Body Parts

IT to admin: If we don't stop probing we are going to get our Cox [internet service] cut off.

Suffolk, Virginia

Older female coworker to younger female coworker: That's the trouble with eating an apple at your desk, the juice runs down your chin and everywhere.

Tempe, Arizona

Overheard by: James

Sales guy on phone: I got it excited and pulled it out!

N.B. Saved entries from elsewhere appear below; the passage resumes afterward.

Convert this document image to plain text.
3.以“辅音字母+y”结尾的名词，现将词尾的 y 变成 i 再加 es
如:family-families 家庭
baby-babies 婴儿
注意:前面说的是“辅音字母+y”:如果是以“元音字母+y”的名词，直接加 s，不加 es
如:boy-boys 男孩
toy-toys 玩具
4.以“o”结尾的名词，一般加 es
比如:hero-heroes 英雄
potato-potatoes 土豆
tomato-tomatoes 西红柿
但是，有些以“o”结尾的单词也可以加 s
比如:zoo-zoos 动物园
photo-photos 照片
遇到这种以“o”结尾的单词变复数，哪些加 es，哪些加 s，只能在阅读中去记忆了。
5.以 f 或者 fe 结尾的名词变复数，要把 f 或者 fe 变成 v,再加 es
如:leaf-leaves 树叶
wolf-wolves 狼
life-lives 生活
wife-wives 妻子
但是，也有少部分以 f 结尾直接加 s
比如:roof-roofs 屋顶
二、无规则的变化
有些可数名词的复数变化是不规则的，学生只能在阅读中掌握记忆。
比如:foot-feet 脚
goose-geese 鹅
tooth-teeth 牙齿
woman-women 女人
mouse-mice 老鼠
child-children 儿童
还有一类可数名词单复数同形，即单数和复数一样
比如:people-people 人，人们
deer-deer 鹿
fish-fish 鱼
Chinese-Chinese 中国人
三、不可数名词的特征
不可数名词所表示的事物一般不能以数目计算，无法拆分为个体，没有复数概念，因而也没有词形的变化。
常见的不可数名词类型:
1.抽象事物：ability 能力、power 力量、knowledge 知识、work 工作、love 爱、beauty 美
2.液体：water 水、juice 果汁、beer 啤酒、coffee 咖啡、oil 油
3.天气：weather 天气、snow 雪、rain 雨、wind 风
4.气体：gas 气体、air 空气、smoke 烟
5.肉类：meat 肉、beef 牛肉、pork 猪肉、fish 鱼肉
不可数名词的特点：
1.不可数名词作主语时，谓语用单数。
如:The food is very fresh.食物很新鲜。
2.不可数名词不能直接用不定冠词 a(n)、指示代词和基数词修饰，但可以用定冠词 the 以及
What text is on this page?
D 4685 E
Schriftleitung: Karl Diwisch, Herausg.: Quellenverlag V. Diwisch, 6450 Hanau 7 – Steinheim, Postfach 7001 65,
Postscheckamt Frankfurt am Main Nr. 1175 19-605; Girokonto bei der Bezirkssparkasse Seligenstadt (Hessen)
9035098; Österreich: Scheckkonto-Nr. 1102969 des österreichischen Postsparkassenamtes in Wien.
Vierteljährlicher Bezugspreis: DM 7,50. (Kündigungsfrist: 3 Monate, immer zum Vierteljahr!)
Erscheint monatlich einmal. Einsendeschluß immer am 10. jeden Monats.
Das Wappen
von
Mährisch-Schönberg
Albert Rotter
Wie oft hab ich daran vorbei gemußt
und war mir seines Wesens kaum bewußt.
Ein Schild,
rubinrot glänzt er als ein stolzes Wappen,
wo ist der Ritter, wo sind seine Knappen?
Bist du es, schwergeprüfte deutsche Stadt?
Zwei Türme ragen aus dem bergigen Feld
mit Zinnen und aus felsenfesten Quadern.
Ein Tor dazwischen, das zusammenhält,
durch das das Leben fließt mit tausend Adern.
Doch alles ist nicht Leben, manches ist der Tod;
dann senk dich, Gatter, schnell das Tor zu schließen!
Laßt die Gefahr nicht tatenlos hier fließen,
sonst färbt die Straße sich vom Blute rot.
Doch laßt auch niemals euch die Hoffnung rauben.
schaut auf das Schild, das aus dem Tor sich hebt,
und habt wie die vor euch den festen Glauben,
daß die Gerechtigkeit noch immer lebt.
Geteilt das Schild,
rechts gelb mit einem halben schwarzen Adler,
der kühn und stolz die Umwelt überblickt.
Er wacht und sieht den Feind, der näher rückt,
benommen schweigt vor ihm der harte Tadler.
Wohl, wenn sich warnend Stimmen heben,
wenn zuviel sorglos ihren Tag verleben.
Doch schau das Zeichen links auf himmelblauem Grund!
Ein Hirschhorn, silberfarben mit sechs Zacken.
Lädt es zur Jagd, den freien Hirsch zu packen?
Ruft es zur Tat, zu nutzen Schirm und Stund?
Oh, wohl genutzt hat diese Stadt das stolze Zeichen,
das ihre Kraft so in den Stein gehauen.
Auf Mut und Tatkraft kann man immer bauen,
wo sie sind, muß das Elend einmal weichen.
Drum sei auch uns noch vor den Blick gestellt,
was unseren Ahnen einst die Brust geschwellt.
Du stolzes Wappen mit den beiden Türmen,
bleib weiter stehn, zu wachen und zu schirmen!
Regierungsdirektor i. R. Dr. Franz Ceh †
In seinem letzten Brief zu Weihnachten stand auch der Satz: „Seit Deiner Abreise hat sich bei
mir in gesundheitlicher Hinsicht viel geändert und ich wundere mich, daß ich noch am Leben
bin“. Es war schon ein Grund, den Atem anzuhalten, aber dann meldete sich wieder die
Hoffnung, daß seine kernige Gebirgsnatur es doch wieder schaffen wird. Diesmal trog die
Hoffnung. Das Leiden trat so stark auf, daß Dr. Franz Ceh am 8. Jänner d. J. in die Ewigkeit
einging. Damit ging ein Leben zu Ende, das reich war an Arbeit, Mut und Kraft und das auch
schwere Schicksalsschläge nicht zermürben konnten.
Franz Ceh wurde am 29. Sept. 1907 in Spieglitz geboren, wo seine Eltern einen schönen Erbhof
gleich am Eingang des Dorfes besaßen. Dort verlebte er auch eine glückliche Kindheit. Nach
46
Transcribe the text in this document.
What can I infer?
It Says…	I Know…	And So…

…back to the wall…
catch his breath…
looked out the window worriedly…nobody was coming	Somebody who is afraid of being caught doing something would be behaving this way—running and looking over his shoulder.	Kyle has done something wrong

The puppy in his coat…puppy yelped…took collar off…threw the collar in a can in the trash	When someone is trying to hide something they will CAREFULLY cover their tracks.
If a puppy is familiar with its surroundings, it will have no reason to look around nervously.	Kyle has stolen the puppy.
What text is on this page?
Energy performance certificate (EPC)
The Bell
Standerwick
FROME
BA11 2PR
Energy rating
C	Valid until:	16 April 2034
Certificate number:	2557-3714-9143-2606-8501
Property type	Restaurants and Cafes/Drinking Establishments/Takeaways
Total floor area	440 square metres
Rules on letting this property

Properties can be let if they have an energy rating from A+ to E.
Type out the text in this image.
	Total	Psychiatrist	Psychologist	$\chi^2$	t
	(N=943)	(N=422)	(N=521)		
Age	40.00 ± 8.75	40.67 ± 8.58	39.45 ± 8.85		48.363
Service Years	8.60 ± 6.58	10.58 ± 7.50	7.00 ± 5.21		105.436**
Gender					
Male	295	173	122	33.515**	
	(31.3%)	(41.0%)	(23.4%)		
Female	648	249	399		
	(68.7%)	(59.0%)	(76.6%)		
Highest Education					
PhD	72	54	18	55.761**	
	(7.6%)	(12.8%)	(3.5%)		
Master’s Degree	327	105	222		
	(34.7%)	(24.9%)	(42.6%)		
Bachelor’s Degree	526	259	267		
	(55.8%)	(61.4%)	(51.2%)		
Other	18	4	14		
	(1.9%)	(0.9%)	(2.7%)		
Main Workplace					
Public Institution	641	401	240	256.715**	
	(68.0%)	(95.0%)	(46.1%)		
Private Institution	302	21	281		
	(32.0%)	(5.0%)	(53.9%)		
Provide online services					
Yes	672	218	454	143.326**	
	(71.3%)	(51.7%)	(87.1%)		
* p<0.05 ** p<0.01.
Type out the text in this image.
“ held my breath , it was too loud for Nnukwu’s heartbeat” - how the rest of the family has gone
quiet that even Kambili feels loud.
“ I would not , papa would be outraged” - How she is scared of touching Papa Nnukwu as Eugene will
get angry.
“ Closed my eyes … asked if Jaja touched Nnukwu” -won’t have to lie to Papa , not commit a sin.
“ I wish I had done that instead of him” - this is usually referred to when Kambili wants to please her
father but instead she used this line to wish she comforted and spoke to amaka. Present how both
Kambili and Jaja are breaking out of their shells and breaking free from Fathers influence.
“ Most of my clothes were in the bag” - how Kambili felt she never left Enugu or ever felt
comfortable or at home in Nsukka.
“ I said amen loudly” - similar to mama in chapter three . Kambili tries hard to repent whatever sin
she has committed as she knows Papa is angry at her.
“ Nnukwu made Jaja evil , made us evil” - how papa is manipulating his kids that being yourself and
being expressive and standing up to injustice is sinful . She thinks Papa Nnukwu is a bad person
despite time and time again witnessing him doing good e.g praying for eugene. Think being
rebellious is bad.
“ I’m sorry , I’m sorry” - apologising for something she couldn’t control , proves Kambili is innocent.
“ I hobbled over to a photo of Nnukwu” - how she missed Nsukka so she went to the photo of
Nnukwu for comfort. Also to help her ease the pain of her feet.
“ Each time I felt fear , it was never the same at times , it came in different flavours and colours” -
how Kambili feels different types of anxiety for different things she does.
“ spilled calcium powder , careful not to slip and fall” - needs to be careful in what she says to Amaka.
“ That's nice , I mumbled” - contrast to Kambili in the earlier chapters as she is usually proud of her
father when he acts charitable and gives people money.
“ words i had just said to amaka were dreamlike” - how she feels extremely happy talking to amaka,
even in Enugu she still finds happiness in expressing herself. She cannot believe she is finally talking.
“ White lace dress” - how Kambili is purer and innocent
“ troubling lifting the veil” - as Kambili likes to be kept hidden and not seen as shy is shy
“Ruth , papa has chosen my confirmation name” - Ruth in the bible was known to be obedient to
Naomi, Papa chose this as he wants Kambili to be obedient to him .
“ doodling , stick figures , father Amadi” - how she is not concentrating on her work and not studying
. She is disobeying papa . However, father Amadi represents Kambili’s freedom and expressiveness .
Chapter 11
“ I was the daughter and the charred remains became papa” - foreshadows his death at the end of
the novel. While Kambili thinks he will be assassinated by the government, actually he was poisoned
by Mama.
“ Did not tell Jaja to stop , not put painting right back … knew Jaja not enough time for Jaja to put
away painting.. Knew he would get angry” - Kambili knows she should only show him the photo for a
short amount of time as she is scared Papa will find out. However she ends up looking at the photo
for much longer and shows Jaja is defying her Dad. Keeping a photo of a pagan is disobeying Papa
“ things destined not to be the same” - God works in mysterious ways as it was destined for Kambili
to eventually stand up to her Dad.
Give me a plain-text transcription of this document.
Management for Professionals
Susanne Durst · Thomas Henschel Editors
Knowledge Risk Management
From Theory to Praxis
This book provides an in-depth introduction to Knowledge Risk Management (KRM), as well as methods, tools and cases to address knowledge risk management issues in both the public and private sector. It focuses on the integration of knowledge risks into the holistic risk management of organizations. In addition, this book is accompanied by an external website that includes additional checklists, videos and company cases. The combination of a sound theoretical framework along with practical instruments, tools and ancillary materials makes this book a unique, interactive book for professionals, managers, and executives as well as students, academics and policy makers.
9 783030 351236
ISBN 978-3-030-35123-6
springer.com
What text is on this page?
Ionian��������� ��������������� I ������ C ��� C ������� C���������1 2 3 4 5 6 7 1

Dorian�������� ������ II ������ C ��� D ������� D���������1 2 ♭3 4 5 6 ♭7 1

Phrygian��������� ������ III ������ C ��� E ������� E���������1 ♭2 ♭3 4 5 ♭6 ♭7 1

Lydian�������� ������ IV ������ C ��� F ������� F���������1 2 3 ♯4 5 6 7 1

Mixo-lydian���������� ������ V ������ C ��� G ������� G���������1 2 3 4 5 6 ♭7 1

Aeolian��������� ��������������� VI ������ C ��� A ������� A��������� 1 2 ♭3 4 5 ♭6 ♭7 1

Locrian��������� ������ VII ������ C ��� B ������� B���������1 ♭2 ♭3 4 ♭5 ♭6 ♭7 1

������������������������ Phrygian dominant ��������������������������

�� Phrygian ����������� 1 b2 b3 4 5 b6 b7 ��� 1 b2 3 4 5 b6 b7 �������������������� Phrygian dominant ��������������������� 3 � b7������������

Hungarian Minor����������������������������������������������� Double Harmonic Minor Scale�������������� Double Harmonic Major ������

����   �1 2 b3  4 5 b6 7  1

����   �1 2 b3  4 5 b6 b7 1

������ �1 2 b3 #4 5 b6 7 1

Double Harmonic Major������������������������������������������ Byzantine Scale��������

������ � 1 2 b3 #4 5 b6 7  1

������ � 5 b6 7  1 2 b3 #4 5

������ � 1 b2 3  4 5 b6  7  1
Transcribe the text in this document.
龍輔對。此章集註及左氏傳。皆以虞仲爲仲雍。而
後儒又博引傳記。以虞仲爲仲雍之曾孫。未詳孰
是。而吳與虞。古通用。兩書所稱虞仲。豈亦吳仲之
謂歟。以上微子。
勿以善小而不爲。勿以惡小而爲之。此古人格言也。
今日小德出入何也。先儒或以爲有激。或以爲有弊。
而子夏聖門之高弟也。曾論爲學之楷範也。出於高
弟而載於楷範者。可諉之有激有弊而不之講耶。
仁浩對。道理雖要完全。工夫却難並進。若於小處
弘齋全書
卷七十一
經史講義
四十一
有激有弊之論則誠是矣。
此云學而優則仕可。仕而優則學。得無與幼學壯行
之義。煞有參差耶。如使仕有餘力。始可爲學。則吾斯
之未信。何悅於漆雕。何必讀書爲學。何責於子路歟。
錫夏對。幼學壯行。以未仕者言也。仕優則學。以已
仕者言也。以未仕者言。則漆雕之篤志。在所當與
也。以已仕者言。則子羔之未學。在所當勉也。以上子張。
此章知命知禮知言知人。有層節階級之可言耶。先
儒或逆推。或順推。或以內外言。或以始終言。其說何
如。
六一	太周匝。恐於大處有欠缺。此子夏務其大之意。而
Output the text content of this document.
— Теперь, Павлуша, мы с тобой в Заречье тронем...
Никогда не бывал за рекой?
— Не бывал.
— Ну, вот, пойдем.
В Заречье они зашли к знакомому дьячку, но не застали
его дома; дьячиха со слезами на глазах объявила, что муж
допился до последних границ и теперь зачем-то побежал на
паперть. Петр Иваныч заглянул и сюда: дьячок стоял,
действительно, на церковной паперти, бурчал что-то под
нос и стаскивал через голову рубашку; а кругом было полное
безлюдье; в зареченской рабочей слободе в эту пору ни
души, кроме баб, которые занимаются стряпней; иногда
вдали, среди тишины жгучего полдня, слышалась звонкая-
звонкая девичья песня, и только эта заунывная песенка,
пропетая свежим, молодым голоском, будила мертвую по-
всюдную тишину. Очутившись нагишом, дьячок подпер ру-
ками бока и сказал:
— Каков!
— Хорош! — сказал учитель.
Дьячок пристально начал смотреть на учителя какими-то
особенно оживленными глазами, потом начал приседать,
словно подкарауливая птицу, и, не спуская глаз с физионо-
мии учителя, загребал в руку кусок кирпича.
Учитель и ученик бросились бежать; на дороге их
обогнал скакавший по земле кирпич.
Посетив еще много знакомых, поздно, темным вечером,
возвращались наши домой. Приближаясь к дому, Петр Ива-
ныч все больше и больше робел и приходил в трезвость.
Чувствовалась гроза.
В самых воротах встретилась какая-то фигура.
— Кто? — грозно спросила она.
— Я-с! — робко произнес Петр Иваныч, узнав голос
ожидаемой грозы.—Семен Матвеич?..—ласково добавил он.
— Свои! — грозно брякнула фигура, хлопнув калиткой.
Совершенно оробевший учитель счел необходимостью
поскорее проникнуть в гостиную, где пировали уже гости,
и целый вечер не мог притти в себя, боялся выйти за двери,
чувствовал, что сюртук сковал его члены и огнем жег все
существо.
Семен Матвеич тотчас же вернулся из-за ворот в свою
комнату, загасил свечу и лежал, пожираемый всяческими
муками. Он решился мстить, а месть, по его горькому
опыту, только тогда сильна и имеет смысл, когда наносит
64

Greenwood Village, Colorado

Kid in front row: Wow! Did you see him headbutt the ball?
Kid's friend: I could see right up his nostrils. He had boogers!
Kid's mother: So this is why we got front row seats…

Sydney Football Stadium
Australia

Overheard by: Third row from the front

Female sales rep #1: It's just a huge banana. I can't stand them, they're too big.
Female sales rep #2: (laughs a little)
Female sales rep #1, annoyed: I said “bananas,” stop laughing! It's just that I'm used to smaller ones, those were just too big.
Female sales rep #2: (laughs harder)

Delran, New Jersey

Overheard by: Bruce Banner

Boss: I'm allergic to nuts.
Secretary: I can hold nuts but I just can't put them in my mouth.

Markham
Ontario
Canadia

Admin on phone: You can go in the back door… It's a big back door and you've earned it.

Ottawa
Canadia

IT trainee: This technology stuff just isn't my thing… My bag… Oh! Raisins!

Atlanta, Georgia

Cube mate #1: Get some rest tonight. We have to look good in front of the boss at the charity bowl-a-thon tomorrow.
Cube mate #2: Are you bringing your balls?

Sugar Land, Texas

Cube dweller #1: You know when you go to put your hand on it, and it's not there?